The full audio interview will be made available online in late 2017. For more information please contact the University of Lethbridge Archives. (email@example.com)
(HJ: Harold Jansen, Interviewer)
MT: Yes, it strikes me as the, as a foundational experience and like a foundational place. So, I feel as though as a person I have evolved considerably, or grown I should say, grown considerably from the person that I was here, when ... the person that I was when I was here. But I couldn’t have done that without the foundation that I had from here. So, it strikes me as the place that enabled me to launch. And I was given skills. I was given experiences. I was allowed to grow and I took advantages of these things certainly and then I parlayed that into a number of different things that enabled me to put myself on the trajectory or to be on the trajectory that I ended up on. So I’m very fond of the place because it's ... yes. I think if I had a different experience like, you know, your intro class to political science would have been 400 students in a room, I remember like even the bigger classes like the 'Intro to Psych' or the 'Intro to Geography' or whatever. I didn’t react well to those particular environments. So, this was the environment that I needed to be in to kind of to set myself up to do well with where I wanted to go in the future, in any particular direction that I would have had. So, in that sense it’s crucial. I don’t think, I certainly didn’t realize it at the time. I really didn’t realize it at the time, but I draw on so many of the experiences and the things that I learned from here still, routinely, which is great. Yes.

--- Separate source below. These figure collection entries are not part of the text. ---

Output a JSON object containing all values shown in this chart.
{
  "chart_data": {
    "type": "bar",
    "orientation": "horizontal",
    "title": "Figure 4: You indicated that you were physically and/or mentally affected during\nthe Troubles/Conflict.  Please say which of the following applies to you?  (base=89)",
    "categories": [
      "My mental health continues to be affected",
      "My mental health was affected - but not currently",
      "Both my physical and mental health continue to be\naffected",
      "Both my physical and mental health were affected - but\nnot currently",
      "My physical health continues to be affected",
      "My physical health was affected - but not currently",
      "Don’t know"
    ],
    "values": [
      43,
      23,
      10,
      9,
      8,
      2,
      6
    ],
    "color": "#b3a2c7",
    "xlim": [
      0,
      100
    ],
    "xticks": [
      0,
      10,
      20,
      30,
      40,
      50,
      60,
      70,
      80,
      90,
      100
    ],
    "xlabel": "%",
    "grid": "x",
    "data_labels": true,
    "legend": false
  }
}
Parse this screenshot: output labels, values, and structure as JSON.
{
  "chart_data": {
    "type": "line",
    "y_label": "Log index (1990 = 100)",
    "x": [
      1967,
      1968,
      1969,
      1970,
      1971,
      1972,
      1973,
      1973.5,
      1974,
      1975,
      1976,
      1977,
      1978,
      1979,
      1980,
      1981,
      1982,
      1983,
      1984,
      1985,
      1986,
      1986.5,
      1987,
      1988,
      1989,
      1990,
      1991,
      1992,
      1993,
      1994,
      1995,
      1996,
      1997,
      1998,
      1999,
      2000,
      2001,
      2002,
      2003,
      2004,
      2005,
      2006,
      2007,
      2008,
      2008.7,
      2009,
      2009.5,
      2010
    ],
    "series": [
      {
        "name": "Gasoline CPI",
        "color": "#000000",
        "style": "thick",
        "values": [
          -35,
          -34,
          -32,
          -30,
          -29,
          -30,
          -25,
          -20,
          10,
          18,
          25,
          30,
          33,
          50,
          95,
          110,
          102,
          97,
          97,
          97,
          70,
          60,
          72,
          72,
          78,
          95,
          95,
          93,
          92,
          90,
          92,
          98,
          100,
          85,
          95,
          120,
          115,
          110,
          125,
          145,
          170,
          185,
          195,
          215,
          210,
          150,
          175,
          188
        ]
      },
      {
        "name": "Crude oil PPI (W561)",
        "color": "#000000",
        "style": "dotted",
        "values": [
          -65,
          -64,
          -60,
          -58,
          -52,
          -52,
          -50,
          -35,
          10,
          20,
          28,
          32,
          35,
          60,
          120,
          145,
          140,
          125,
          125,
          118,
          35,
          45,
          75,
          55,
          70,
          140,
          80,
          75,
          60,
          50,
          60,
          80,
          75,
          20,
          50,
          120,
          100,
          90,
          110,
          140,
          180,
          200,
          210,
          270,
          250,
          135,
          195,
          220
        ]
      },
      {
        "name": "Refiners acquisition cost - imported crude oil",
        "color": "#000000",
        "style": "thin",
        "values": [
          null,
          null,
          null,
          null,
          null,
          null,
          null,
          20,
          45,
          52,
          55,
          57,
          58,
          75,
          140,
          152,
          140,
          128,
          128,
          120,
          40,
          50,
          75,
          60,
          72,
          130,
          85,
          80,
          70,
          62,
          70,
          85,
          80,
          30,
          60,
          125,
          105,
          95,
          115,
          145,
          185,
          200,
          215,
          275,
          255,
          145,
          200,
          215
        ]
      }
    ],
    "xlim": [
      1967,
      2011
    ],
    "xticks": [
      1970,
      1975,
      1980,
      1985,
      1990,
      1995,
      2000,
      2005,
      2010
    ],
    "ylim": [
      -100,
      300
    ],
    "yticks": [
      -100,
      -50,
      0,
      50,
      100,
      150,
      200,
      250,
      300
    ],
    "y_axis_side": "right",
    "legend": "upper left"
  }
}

HJ: Is there anything else that you want to add that we haven’t covered about you, or about ...
MT: I never thought I was going to be coming back closely because I got the University motto tattooed on my arm.
MT: I know and I was just kind of like the ... I came back. I remembered Chris Kukucha, he saw it after I got it done and he laughed and laughed. He’s like, ‘You lame, lame person.’ And then I realized it’s the same motto as all of the UC system in California and I was like, ‘I should have thought of that before I got it done. Nobody wants to be that prof. with the motto tattooed on them.’ But yes, it’s the sort of thing where I love the sentiment. It’s like ‘Let Light Be Made' is I think the way that they ...
HJ: Or, ‘Let There Be Light.’
MT: Yeah, it’s seen as ‘Let There Be Light’ but the other alternative is ‘Let Light Be Made’ and it’s the kind of thing where it’s just like you go, you make light, you be a good influence in the world, onwards. And so, it’s a very cheesy way of thinking about the University of Lethbridge but that’s where ... I like that sentiment and I try to carry that forward.